The functions are defined at global scope using the fully-scoped name of T converted into a C language name (as described in “Scoped Names” on page 1-5) followed by the suffix “__alloc” (note the double underscore). For any, string, and wstring, the allocation functions are:

CORBA_any *CORBA_any_alloc();
char *CORBA_string_alloc();
CORBA_wchar* CORBA_wstring_alloc(CORBA_unsigned_long len);

The free function in that spec is always CORBA_free (independent of the type). The DDS spec doesn't seem to say anything about how allocation and freeing is supposed to work, but the implication of the structure of all the specs is that it would be as prescribed by the spec I just quoted. So it should be CORBA_free! I know OpenSplice uses DDS_free, I have no clue what the others do.

In any case having a typed free function is therefore not following the spec, and it probably should have been a double underscore.

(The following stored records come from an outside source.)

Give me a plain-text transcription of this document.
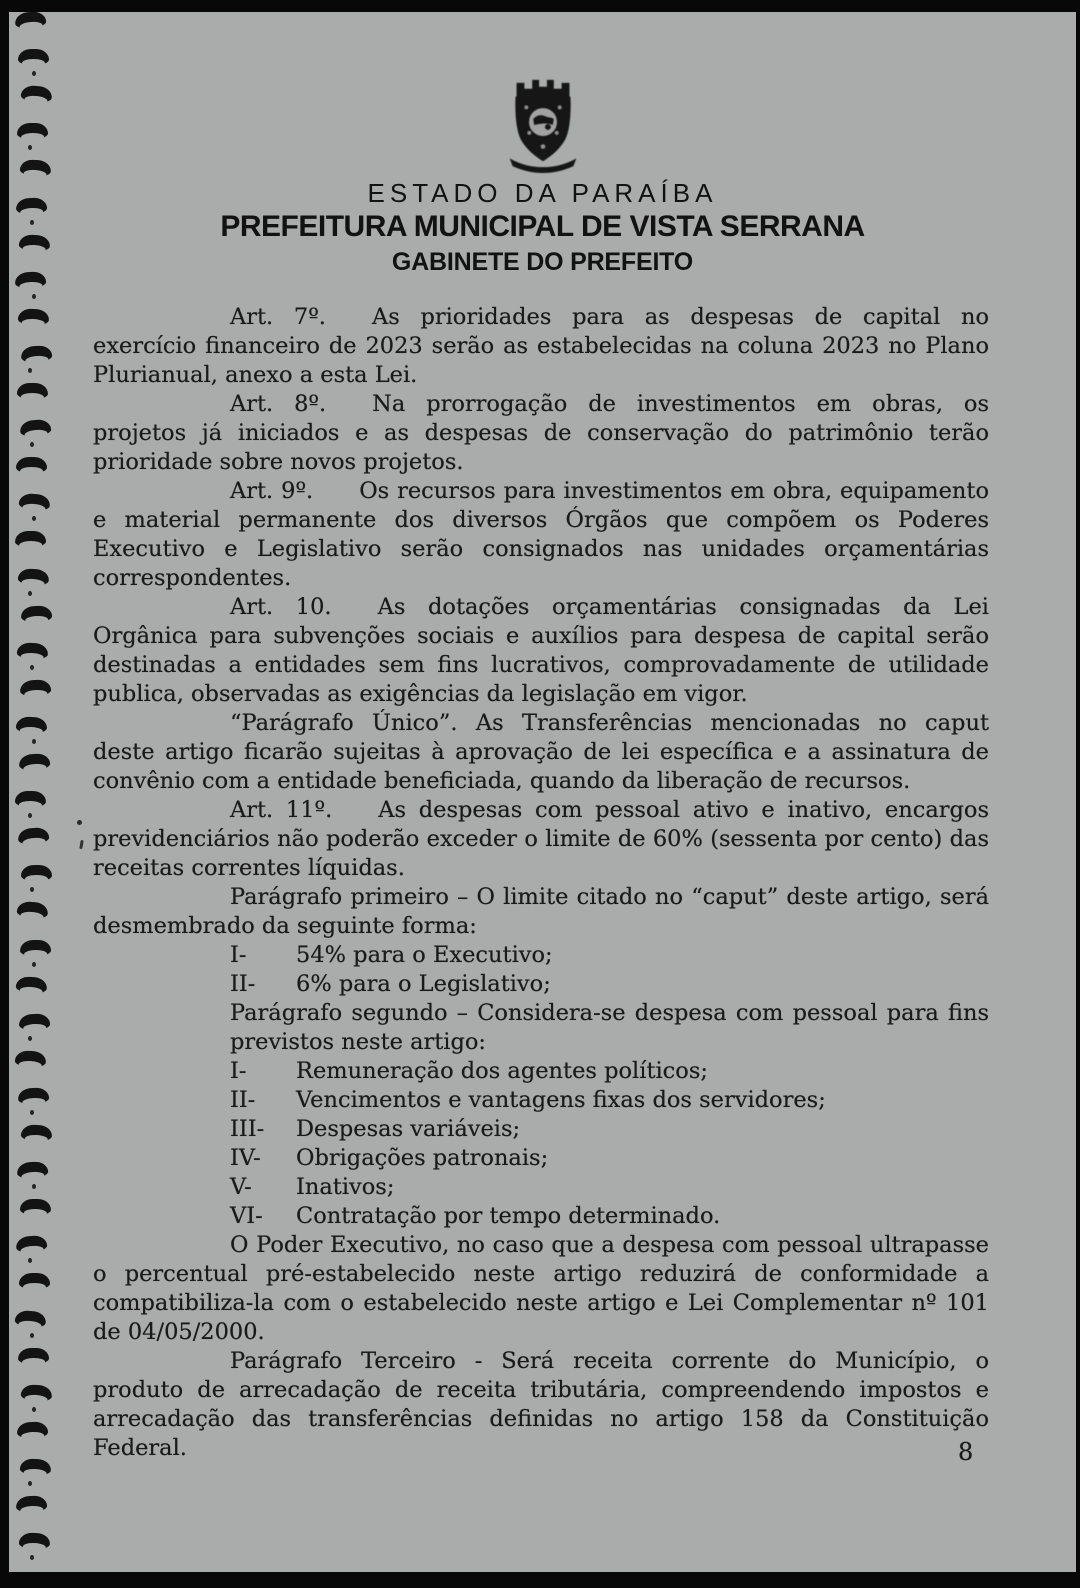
ESTADO DA PARAÍBA
PREFEITURA MUNICIPAL DE VISTA SERRANA
GABINETE DO PREFEITO

Art. 7º. As prioridades para as despesas de capital no exercício financeiro de 2023 serão as estabelecidas na coluna 2023 no Plano Plurianual, anexo a esta Lei.

Art. 8º. Na prorrogação de investimentos em obras, os projetos já iniciados e as despesas de conservação do patrimônio terão prioridade sobre novos projetos.

Art. 9º. Os recursos para investimentos em obra, equipamento e material permanente dos diversos Órgãos que compõem os Poderes Executivo e Legislativo serão consignados nas unidades orçamentárias correspondentes.

Art. 10. As dotações orçamentárias consignadas da Lei Orgânica para subvenções sociais e auxílios para despesa de capital serão destinadas a entidades sem fins lucrativos, comprovadamente de utilidade publica, observadas as exigências da legislação em vigor.

“Parágrafo Único”. As Transferências mencionadas no caput deste artigo ficarão sujeitas à aprovação de lei específica e a assinatura de convênio com a entidade beneficiada, quando da liberação de recursos.

Art. 11º. As despesas com pessoal ativo e inativo, encargos previdenciários não poderão exceder o limite de 60% (sessenta por cento) das receitas correntes líquidas.

Parágrafo primeiro – O limite citado no “caput” deste artigo, será desmembrado da seguinte forma:

I- 54% para o Executivo;
II- 6% para o Legislativo;

Parágrafo segundo – Considera-se despesa com pessoal para fins previstos neste artigo:

I- Remuneração dos agentes políticos;
II- Vencimentos e vantagens fixas dos servidores;
III- Despesas variáveis;
IV- Obrigações patronais;
V- Inativos;
VI- Contratação por tempo determinado.

O Poder Executivo, no caso que a despesa com pessoal ultrapasse o percentual pré-estabelecido neste artigo reduzirá de conformidade a compatibiliza-la com o estabelecido neste artigo e Lei Complementar nº 101 de 04/05/2000.

Parágrafo Terceiro - Será receita corrente do Município, o produto de arrecadação de receita tributária, compreendendo impostos e arrecadação das transferências definidas no artigo 158 da Constituição Federal.	8
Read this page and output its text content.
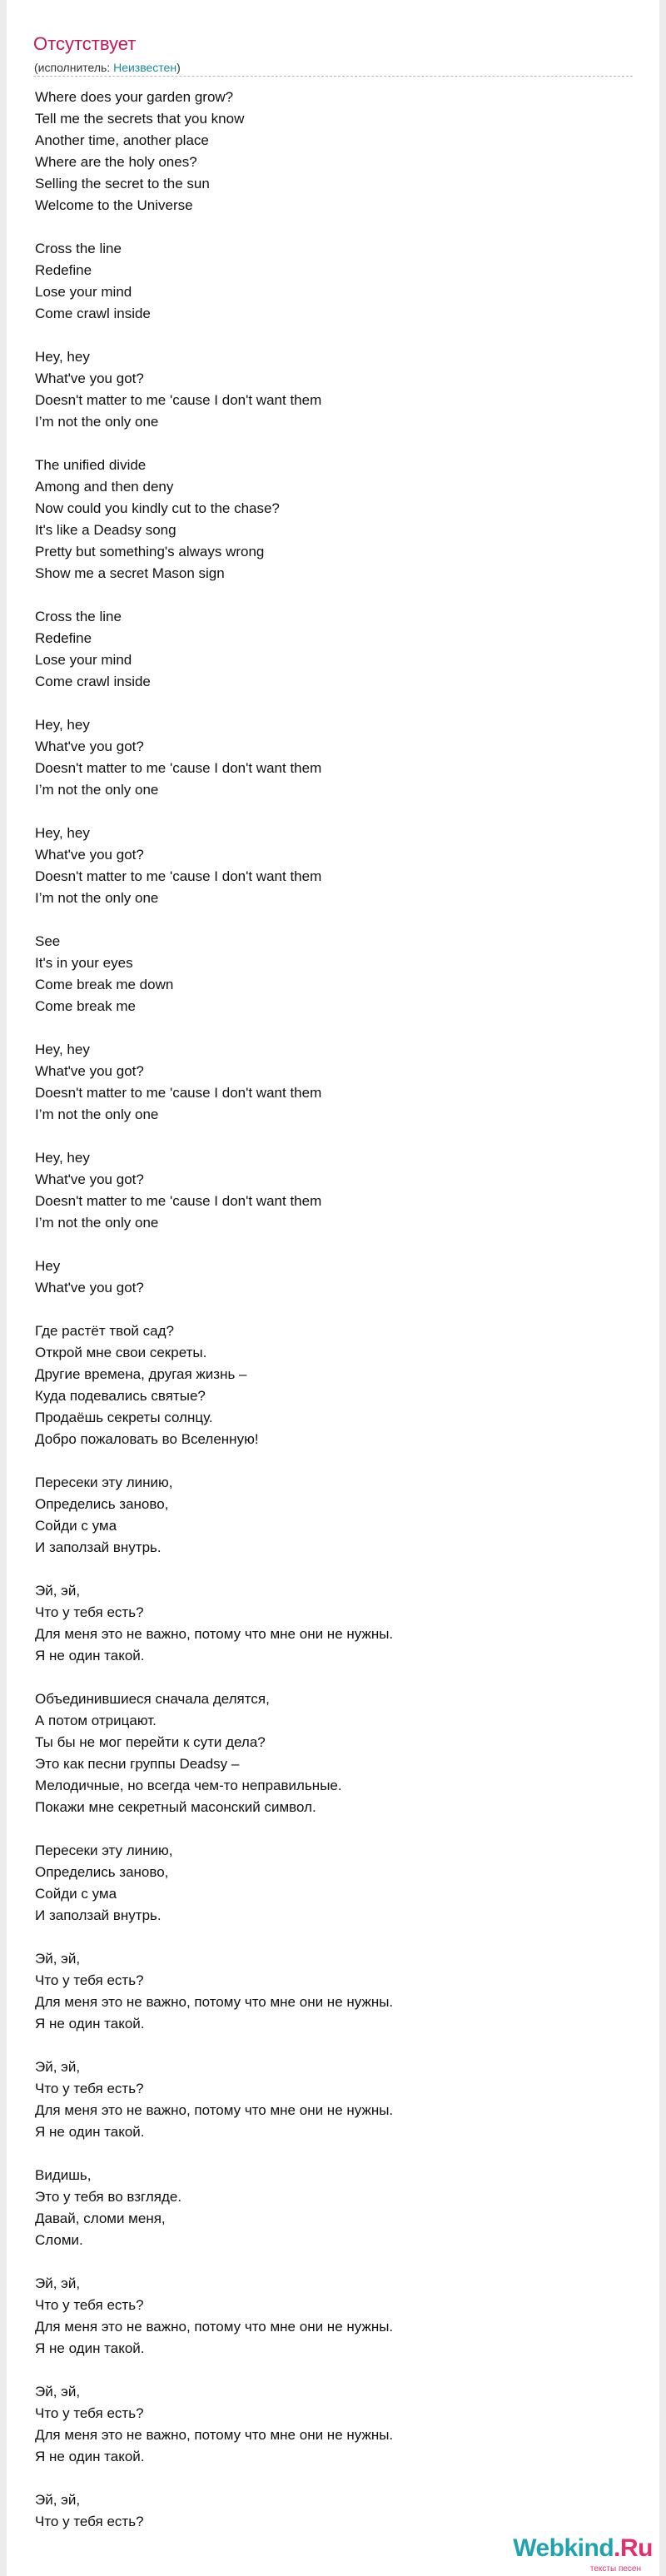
Отсутствует
(исполнитель: Неизвестен)
Where does your garden grow?
Tell me the secrets that you know
Another time, another place
Where are the holy ones?
Selling the secret to the sun
Welcome to the Universe
Cross the line
Redefine
Lose your mind
Come crawl inside
Hey, hey
What've you got?
Doesn't matter to me 'cause I don't want them
I’m not the only one
The unified divide
Among and then deny
Now could you kindly cut to the chase?
It's like a Deadsy song
Pretty but something's always wrong
Show me a secret Mason sign
Cross the line
Redefine
Lose your mind
Come crawl inside
Hey, hey
What've you got?
Doesn't matter to me 'cause I don't want them
I’m not the only one
Hey, hey
What've you got?
Doesn't matter to me 'cause I don't want them
I’m not the only one
See
It's in your eyes
Come break me down
Come break me
Hey, hey
What've you got?
Doesn't matter to me 'cause I don't want them
I’m not the only one
Hey, hey
What've you got?
Doesn't matter to me 'cause I don't want them
I’m not the only one
Hey
What've you got?
Где растёт твой сад?
Открой мне свои секреты.
Другие времена, другая жизнь –
Куда подевались святые?
Продаёшь секреты солнцу.
Добро пожаловать во Вселенную!
Пересеки эту линию,
Определись заново,
Сойди с ума
И заползай внутрь.
Эй, эй,
Что у тебя есть?
Для меня это не важно, потому что мне они не нужны.
Я не один такой.
Объединившиеся сначала делятся,
А потом отрицают.
Ты бы не мог перейти к сути дела?
Это как песни группы Deadsy –
Мелодичные, но всегда чем-то неправильные.
Покажи мне секретный масонский символ.
Пересеки эту линию,
Определись заново,
Сойди с ума
И заползай внутрь.
Эй, эй,
Что у тебя есть?
Для меня это не важно, потому что мне они не нужны.
Я не один такой.
Эй, эй,
Что у тебя есть?
Для меня это не важно, потому что мне они не нужны.
Я не один такой.
Видишь,
Это у тебя во взгляде.
Давай, сломи меня,
Сломи.
Эй, эй,
Что у тебя есть?
Для меня это не важно, потому что мне они не нужны.
Я не один такой.
Эй, эй,
Что у тебя есть?
Для меня это не важно, потому что мне они не нужны.
Я не один такой.
Эй, эй,
Что у тебя есть?
Webkind.Ru
тексты песен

For Cyclone, this behaviour was inherited from something way older, and I think changing it isn't worth the bother. Lost in the mists of time ...

(I usually don't bother using them. I usually just do a heap- or stack-allocation and memset it to 0, and call dds_sample_free(ptr, &topic_desc, DDS_FREE_CONTENTS_BIT) and then call free myself if I allocated with malloc.)

tooyoungtoosimpo commented 1 month ago

Thanks for your answer, it helps me a lot.